An efficient lightweight security algorithm for random linear network coding

Recently, several encryption schemes have been presented to Random Linear Network Coding (RLNC). The recent proposed lightweight security system for Network Coding is based upon protecting the Global Encoding Vectors (GEV) and using other vector to ensure the encoding process of RLNC at intermediate nodes. However, the current lightweight security scheme, presents several practical challenges to be deployed in real applications. Furthermore, achieving a high security level results in high computational complexity and adds some communication overhead. In this paper, a new scheme is proposed to overcome the drawbacks of the lightweight security scheme and that can be used for RLNC real-time data exchange.

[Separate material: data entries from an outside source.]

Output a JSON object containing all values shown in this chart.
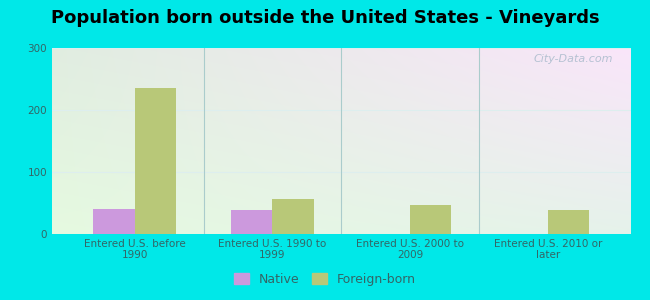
{
  "title": "Population born outside the United States - Vineyards",
  "categories": [
    "Entered U.S. before\n1990",
    "Entered U.S. 1990 to\n1999",
    "Entered U.S. 2000 to\n2009",
    "Entered U.S. 2010 or\nlater"
  ],
  "native_values": [
    40,
    38,
    0,
    0
  ],
  "foreign_values": [
    235,
    57,
    47,
    38
  ],
  "native_color": "#cc99dd",
  "foreign_color": "#b8c878",
  "bg_color_topleft": "#c8e8c0",
  "bg_color_topright": "#e8f4f8",
  "bg_color_bottom": "#d8f0d8",
  "outer_bg": "#00e8e8",
  "divider_color": "#aacccc",
  "grid_color": "#ddeeee",
  "tick_color": "#336666",
  "watermark_color": "#aabbcc",
  "ylim": [
    0,
    300
  ],
  "yticks": [
    0,
    100,
    200,
    300
  ],
  "bar_width": 0.3,
  "title_fontsize": 13,
  "tick_fontsize": 7.5,
  "legend_fontsize": 9,
  "watermark": "City-Data.com"
}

First, the cryptographic primitive (AES in CTR mode) is replaced by another approach that is based on the utilization of a new flexible key-dependent invertible matrix (dynamic diffusion layer). Then, we show that this approach reduces the size of communication overhead of GEV from 2 × h to h elements. In addition to that, we also demonstrate that besides the information confidentially, both the packet integrity and the source authentication are attained with minimum computational complexity and memory overhead. Indeed, cryptographic strength of this scheme shows that the proposed scheme has sufficient security strength and good performance characteristics to ensure an efficient and simple implementation thus, facilitating the integration of this system in many applications that consider security as a principal requirement.